By Dustin Hurst | Watchdog.org
HELENA — As a sitting member of the Land Board in March 2010, Attorney General Steve Bullock, a Democrat, probably didn’t anticipate catching so much grief over his vote to oppose development of the Otter Creek mine in southeastern Montana.
As Bullock seeks a promotion to higher office — he’s running for the governor’s mansion — that vote continues to haunt him and he’s forced to play defense over it.
Bullock’s opponent, Republican Rick Hill, says the vote against Otter Creek development was irresponsible and could have cost the state millions in education funding.
At the second gubernatorial debate Thursday night on Montana Tech campus in Butte, moderators queried Bullock about his opposition to developing the natural resource, which already has netted Montana $86 million, most of which the state funneled directly into education.
It’s the second week in a row Bullock has played defense on the issue. Moderators at the first debate last week in Helena delivered a similar inquiry.
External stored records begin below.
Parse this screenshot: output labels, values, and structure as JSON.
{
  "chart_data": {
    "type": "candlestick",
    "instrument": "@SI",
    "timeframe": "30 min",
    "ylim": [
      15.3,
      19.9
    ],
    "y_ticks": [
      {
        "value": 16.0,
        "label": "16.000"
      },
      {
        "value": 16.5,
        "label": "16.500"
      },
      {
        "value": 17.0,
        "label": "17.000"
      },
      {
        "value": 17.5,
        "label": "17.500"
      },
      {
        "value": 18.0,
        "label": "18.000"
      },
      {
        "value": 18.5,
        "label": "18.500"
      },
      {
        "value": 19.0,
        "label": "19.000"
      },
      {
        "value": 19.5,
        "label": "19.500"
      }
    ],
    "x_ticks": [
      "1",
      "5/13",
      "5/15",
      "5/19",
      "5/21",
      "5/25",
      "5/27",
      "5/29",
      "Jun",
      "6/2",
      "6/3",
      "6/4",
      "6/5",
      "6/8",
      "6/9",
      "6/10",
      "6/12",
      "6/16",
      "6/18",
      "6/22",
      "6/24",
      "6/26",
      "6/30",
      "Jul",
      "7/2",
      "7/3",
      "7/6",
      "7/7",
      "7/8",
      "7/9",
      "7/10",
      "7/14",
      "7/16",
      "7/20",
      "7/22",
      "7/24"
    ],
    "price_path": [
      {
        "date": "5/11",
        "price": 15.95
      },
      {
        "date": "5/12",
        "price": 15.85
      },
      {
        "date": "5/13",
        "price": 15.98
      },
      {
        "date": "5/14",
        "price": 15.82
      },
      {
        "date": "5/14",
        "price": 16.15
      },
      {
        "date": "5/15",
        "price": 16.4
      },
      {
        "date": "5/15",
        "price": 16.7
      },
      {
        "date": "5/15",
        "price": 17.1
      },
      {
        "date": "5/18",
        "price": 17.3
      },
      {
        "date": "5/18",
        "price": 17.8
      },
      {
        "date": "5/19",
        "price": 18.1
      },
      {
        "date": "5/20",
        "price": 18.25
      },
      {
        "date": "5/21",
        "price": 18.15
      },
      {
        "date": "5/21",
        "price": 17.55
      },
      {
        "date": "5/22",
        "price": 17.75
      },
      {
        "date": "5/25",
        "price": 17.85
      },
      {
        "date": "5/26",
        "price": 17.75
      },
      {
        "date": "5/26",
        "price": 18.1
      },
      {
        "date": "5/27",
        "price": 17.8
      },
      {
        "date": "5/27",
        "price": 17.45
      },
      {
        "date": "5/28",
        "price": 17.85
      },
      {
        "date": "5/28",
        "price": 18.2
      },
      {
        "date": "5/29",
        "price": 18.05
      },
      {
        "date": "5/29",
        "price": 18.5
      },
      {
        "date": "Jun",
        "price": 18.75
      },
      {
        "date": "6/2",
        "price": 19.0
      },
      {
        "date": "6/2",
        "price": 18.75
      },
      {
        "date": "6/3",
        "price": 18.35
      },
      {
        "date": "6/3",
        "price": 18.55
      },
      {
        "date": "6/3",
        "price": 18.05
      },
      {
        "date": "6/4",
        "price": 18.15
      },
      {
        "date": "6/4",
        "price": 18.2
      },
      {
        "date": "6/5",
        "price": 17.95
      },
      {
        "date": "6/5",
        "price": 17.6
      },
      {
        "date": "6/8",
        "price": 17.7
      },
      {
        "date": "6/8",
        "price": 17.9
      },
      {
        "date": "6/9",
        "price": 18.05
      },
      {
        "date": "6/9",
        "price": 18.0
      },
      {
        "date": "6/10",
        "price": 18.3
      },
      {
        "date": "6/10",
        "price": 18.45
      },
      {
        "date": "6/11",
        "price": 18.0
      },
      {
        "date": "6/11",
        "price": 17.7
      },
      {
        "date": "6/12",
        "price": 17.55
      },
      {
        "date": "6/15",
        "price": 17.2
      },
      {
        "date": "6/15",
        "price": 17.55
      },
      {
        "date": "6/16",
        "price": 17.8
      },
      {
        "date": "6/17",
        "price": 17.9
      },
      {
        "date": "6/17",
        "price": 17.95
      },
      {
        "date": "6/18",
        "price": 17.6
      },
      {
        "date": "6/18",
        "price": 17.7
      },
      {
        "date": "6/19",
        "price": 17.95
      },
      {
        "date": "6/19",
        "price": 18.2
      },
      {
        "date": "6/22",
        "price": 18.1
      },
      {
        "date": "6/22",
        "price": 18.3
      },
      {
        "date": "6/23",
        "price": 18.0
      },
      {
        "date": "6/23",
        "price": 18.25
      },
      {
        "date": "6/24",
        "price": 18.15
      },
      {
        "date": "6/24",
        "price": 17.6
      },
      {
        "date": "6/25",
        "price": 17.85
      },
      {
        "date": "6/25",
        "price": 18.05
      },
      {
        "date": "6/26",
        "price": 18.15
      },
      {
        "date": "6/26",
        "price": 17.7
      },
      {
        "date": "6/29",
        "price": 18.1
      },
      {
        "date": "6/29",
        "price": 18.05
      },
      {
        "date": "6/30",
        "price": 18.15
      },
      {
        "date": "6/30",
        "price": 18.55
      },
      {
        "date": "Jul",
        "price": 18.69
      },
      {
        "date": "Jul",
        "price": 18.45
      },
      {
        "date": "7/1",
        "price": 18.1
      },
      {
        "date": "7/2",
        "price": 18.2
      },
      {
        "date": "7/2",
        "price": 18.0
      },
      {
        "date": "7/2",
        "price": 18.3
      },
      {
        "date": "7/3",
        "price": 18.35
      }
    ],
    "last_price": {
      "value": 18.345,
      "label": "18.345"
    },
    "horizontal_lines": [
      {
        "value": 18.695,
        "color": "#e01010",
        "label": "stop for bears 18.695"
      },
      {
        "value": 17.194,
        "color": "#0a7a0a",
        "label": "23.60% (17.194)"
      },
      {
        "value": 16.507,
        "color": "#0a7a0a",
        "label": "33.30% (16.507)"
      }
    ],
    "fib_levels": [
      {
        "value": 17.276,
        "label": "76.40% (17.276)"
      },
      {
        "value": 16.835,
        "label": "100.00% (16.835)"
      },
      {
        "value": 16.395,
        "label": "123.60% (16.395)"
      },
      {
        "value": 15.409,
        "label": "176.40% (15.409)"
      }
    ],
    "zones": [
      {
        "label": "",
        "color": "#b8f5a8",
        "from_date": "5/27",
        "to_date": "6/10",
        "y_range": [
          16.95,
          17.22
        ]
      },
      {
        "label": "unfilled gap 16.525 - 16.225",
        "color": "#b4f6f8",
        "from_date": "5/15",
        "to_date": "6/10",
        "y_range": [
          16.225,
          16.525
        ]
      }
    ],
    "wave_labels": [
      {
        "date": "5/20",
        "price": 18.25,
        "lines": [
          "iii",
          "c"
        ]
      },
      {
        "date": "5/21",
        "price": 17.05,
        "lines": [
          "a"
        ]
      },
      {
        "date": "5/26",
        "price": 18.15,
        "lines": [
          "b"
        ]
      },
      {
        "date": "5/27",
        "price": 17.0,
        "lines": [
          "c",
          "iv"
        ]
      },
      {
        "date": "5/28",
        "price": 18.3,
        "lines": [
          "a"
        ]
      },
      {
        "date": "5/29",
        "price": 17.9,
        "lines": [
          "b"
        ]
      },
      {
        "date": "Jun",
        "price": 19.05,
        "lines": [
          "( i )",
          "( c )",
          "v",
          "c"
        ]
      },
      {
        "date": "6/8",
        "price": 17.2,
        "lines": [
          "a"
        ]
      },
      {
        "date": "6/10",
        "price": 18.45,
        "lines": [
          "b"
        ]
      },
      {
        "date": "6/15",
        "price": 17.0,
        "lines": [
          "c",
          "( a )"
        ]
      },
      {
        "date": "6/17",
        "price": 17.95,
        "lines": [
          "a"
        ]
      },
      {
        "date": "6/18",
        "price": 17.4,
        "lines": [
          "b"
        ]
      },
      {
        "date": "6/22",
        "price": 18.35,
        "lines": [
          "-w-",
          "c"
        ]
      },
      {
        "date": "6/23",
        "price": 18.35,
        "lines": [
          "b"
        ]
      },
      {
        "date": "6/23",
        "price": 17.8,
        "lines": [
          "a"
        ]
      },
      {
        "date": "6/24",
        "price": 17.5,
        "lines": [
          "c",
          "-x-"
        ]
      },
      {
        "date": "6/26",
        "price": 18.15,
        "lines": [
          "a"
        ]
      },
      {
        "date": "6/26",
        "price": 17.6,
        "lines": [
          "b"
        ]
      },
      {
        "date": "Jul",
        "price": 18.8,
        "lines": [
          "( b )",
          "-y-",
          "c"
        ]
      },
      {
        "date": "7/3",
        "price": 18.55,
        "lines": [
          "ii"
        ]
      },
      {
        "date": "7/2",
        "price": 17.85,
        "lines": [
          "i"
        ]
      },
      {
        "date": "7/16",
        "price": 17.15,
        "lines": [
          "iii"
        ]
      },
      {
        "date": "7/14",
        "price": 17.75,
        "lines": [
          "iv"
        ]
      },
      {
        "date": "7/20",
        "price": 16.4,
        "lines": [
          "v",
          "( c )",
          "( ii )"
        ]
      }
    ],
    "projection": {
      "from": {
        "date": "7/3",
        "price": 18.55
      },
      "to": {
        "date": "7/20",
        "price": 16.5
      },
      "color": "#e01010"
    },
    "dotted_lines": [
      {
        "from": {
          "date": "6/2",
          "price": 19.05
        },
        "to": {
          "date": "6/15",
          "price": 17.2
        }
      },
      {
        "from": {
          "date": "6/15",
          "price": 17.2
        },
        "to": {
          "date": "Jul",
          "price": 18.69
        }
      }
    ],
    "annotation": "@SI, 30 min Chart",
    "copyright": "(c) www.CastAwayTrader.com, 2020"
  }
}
Bullock held firm on his 2010 vote as a member of the state Land Board, the custodian of Montana-owned lands and certain resources. The Democrat explained to the capacity crowd stuffed into the Montana Tech auditorium that he felt St. Louis-based Arch Coal, the investor, would pay too little for the 572 million tons of coal available under the proposed agreement.
“What I said when Otter Creek came up is that we in Montana have a history of giving away our resources,” Bullock offered. “We need to make sure Montana is getting its share.”
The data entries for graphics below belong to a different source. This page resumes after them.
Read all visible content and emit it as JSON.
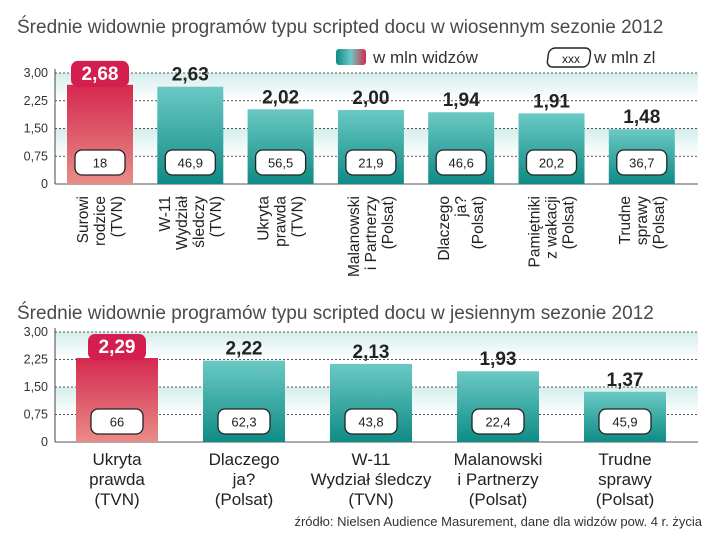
{
  "legend": {
    "viewers_label": "w mln widzów",
    "money_box": "xxx",
    "money_label": "w mln zl"
  },
  "colors": {
    "bar_teal_top": "#6bc9c4",
    "bar_teal_bottom": "#0f8b85",
    "bar_red_top": "#d5284f",
    "bar_red_bottom": "#e88d87",
    "highlight": "#d31e4f",
    "band": "#bfe4e1"
  },
  "source": "źródło: Nielsen Audience Masurement, dane dla widzów pow. 4 r. życia",
  "chart_data": [
    {
      "type": "bar",
      "title": "Średnie widownie programów typu scripted docu w wiosennym sezonie 2012",
      "xlabel": "",
      "ylabel": "w mln widzów",
      "ylim": [
        0,
        3
      ],
      "yticks": [
        "0",
        "0,75",
        "1,50",
        "2,25",
        "3,00"
      ],
      "categories": [
        [
          "Surowi",
          "rodzice",
          "(TVN)"
        ],
        [
          "W-11",
          "Wydział",
          "śledczy",
          "(TVN)"
        ],
        [
          "Ukryta",
          "prawda",
          "(TVN)"
        ],
        [
          "Malanowski",
          "i Partnerzy",
          "(Polsat)"
        ],
        [
          "Dlaczego",
          "ja?",
          "(Polsat)"
        ],
        [
          "Pamiętniki",
          "z wakacji",
          "(Polsat)"
        ],
        [
          "Trudne",
          "sprawy",
          "(Polsat)"
        ]
      ],
      "values": [
        2.68,
        2.63,
        2.02,
        2.0,
        1.94,
        1.91,
        1.48
      ],
      "value_labels": [
        "2,68",
        "2,63",
        "2,02",
        "2,00",
        "1,94",
        "1,91",
        "1,48"
      ],
      "money": [
        "18",
        "46,9",
        "56,5",
        "21,9",
        "46,6",
        "20,2",
        "36,7"
      ],
      "highlight_index": 0
    },
    {
      "type": "bar",
      "title": "Średnie widownie programów typu scripted docu w jesiennym sezonie 2012",
      "xlabel": "",
      "ylabel": "w mln widzów",
      "ylim": [
        0,
        3
      ],
      "yticks": [
        "0",
        "0,75",
        "1,50",
        "2,25",
        "3,00"
      ],
      "categories": [
        [
          "Ukryta",
          "prawda",
          "(TVN)"
        ],
        [
          "Dlaczego",
          "ja?",
          "(Polsat)"
        ],
        [
          "W-11",
          "Wydział śledczy",
          "(TVN)"
        ],
        [
          "Malanowski",
          "i Partnerzy",
          "(Polsat)"
        ],
        [
          "Trudne",
          "sprawy",
          "(Polsat)"
        ]
      ],
      "values": [
        2.29,
        2.22,
        2.13,
        1.93,
        1.37
      ],
      "value_labels": [
        "2,29",
        "2,22",
        "2,13",
        "1,93",
        "1,37"
      ],
      "money": [
        "66",
        "62,3",
        "43,8",
        "22,4",
        "45,9"
      ],
      "highlight_index": 0
    }
  ]
}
Bullock said the Montana coal brought about one-ninth the price of certain coal reserves across the border in Wyoming.
Hill, his Republican opponent, scoffed at Bullock’s assertion, telling the crowd that external factors lowered the price of the Montana coal.
“You can’t compare it to Wyoming coal or even compare it to other coal mines because there’s no infrastructure there whatsoever,” Hill argued. “There’s no transportation system, there’s no workforce that’s directly available or trained.”
Hill hit on a troubling problem Montana’s neighbor to the east — North Dakota — experiences while simultaneously enjoying an economic revival thanks to burgeoning oil fields. Though thousands of new wells drilled miles below the surface offer millions of gallons of never before tapped oil, companies have difficulty transporting their product to refineries because of a staggering lack of underground pipelines.
As a result, oil barrels from North Dakota’s enormous Bakken geologic formation, which spills into parts of eastern Montana, sell for about $20 less than it would in more developed areas.
Still, Hill said he’s hopeful the Otter Creek coal reserve will serve as an engine for economic growth for Montanans.
“There’s no reason, with all the wealth we have in this state, that we should be next to last in how much we have in take-home pay,” Hill said.
Bullock again stood pat on his vote against the development. “We need to make sure we get a fair price,” he said.
Bullock sided with Superintendent of Public Instruction Denise Juneau in opposing the agreement. Gov. Brian Schweitzer, Auditor Monica Lindeen and Secretary of State Linda McCulloch formed a majority to approve the deal.
The agreement will boost Montana’s economy and tax revenues for years to come.
A May 2012 study by University of Montana researchers Patrick M. Barkey and Paul G. Polzin reveals as many as 2,648 new jobs will flow to the state during peak mine and railroad construction, bringing $103.5 million in new personal income to the state. Eastern Montanans’ household incomes should increase about 8 percent, the duo said.
Continuing mine operations will mean 1,740 permanent jobs and $125 million in new annual income, generating at least $91 million in annual tax revenue for the state.
A small gaggle of out-of-state protesters occupied the state Capitol in Helena in August to ask the Land Board to reverse course on the deal. The occupiers warned that the coal dust from passing trains would harm public health in vulnerable Montana cities.
The protesters also cried that the state shouldn’t allow the company to sell coal that will eventually be burned in China, an energy-hungry and rising superpower with few environmental safeguards.
Much of the Otter Creek coal will find its way to China through Pacific coast seaports.
Schweitzer didn’t listen to the protesters and has playfully mocked those who would ask the panel to change its collective mind.
“Is what they are asking me, is to give Arch Coal their $86 million back?,” Schweitzer asked the AP in August.
Schweiter said the mine should generate more than $5 billion in tax revenue through its lifetime.